FITNESS

God Fucking Damn It: Our Girlfriend Is Ahead Of Us On The Peloton Leaderboard

Oh my God, no, no, no, no, no, no. This cannot be happening right now.

Why did we ask our girlfriend to take this dumb class together? Yeah, we thought it might be nice, but we never expected something like this to happen. This can’t be real.

How are we possibly so far below her? We’re cycling this dumb bike as fast as we possibly can, and she’s still over 100 places ahead of us. This was a horrible idea.

For fuck’s sake, look at all those high-fives she’s receiving now. She’s never gonna let this go. Maybe if we catch up to her a little, she won’t say anything about it after class? God damn it, if we pedal this thing any harder, we’re gonna end up in the emergency room.

FUCK — the instructor just gave her a shout out.

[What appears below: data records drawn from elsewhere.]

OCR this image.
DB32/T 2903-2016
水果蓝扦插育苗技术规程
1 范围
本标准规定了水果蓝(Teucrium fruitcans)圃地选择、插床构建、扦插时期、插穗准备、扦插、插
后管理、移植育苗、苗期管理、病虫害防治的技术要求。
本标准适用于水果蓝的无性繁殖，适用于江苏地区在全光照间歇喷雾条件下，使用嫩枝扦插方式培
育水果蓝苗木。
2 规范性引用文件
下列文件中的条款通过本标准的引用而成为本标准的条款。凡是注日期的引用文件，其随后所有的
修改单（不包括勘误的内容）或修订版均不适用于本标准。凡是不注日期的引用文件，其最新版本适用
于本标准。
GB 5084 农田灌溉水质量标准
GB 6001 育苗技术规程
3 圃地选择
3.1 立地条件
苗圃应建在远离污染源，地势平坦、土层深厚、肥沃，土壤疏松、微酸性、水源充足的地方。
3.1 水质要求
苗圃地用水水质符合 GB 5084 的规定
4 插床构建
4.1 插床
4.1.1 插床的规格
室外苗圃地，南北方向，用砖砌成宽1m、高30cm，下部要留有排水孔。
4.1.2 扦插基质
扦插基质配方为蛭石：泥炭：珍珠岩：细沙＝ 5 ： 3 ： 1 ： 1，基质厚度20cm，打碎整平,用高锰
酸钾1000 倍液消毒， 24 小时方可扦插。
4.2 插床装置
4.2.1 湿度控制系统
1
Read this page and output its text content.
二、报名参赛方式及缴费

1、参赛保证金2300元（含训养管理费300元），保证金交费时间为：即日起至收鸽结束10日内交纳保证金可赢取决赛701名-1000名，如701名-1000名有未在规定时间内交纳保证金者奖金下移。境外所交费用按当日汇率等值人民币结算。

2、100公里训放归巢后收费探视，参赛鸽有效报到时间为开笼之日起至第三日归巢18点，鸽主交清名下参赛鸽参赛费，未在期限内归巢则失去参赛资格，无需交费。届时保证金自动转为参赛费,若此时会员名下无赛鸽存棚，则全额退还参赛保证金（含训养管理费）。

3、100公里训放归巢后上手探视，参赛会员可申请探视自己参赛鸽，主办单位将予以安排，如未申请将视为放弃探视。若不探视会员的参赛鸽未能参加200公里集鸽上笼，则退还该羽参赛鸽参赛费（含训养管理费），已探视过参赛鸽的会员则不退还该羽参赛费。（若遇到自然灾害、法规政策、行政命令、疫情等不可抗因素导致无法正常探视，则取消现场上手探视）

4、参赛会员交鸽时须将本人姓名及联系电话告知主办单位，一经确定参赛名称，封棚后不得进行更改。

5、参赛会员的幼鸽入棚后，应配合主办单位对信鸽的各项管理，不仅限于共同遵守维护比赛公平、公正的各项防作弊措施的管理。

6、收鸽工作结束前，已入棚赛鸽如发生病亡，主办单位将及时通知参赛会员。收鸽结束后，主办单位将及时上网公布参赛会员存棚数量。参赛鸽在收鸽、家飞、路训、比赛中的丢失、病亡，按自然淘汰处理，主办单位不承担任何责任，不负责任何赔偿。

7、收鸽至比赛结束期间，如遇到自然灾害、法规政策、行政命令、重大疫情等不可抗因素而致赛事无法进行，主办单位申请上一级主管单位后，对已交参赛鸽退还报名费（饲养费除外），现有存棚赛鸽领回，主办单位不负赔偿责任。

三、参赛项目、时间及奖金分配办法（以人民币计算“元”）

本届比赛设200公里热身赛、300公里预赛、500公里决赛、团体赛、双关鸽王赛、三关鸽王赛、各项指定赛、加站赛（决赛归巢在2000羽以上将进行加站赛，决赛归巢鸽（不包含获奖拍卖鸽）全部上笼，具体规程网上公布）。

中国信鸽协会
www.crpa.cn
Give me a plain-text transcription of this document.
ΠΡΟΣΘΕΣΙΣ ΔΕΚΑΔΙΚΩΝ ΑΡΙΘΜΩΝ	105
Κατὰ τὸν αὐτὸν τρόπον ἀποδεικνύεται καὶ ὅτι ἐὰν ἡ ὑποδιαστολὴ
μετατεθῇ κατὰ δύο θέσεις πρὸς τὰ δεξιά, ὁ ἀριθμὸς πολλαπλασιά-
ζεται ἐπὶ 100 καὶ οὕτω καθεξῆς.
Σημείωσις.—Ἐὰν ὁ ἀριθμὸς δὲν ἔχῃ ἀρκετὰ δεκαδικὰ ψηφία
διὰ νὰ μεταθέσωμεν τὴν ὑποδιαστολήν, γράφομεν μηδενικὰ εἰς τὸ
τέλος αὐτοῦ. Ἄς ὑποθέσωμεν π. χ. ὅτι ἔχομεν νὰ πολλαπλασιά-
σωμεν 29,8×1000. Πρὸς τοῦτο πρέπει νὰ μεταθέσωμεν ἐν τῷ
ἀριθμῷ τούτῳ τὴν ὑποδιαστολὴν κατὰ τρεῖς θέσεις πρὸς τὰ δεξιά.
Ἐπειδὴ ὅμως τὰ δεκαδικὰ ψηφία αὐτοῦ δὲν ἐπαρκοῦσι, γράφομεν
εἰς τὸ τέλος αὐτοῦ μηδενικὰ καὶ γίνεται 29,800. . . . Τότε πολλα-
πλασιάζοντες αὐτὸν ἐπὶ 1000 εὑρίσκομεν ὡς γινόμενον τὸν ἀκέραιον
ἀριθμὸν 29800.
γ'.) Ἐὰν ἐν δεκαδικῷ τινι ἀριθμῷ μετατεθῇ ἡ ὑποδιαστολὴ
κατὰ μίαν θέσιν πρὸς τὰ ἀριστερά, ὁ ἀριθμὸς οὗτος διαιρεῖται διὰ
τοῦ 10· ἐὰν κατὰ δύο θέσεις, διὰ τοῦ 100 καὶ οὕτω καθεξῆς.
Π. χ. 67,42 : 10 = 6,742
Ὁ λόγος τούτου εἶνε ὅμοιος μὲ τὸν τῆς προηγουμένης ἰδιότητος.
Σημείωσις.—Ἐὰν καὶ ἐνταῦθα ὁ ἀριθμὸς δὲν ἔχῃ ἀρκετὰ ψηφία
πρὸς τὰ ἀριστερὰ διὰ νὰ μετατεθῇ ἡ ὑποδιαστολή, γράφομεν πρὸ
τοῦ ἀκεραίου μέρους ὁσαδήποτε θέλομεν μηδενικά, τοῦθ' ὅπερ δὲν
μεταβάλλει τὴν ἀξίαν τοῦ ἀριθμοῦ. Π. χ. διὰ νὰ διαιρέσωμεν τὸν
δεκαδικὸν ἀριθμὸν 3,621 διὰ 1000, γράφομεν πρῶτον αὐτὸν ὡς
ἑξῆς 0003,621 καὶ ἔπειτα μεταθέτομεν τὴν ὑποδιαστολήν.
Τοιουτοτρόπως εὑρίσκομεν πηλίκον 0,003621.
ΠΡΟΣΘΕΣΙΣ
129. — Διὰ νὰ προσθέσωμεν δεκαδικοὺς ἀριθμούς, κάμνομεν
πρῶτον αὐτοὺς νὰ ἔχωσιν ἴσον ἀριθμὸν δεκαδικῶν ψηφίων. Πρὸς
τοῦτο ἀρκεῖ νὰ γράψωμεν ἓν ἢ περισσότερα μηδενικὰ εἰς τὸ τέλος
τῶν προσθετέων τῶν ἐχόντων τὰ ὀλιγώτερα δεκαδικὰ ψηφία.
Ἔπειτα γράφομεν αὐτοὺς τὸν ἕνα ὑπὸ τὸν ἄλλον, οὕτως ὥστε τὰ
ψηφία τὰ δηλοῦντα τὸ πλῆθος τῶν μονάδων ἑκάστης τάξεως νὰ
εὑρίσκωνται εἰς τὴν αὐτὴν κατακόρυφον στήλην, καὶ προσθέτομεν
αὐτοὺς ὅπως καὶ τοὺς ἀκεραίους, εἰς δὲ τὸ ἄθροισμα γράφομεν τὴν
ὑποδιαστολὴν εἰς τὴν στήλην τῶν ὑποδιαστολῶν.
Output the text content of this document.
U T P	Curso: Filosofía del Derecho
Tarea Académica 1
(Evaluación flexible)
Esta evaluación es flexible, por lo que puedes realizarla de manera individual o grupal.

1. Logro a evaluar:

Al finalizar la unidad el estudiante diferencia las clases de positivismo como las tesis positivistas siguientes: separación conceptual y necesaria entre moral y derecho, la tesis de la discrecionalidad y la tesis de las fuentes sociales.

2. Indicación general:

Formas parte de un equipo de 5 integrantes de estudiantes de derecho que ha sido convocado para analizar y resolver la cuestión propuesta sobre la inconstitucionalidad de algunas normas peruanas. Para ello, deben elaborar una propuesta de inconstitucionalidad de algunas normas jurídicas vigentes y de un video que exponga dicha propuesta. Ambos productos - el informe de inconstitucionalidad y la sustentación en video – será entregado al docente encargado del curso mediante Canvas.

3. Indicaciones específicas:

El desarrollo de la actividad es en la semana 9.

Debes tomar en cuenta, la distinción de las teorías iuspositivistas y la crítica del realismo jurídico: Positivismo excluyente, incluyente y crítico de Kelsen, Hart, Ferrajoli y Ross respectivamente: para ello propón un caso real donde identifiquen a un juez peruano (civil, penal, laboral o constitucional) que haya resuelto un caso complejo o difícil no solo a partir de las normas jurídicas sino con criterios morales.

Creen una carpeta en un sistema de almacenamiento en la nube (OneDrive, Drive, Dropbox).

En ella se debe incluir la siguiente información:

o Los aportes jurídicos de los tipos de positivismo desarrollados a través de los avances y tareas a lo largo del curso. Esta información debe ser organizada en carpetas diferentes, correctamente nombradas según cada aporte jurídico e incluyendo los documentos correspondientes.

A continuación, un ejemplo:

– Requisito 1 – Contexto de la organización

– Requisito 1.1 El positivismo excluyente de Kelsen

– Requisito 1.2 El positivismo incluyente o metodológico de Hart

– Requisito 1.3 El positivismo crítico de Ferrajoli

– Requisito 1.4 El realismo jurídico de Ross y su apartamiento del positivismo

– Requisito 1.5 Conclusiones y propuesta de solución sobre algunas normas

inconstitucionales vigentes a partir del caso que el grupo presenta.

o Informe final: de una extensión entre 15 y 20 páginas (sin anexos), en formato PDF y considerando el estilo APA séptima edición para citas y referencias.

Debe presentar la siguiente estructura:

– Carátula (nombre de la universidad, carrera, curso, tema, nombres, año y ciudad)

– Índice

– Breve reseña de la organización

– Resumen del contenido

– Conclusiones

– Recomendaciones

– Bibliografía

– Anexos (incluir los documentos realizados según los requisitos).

This can’t be happening. Please, let us wake up from this nightmare. How is her power output still so high? Maybe she hacked the system or something? No, that can’t be it, she’s way too dumb to figure that out. Maybe she got someone super fit to pedal for her?

She’s gonna be talking about this for the next year. Can we go back in time and punch ourselves in the face for ever having an idea this dumb?

Look, to be completely honest, we thought we’d end up about 25-50 places ahead of her, then she’d compliment us on how strong we are, then it would all be over with and we could go get some brunch or something. This was not how it was supposed to go.

That was brutal. If we don’t break up with her, remind us never to do that again.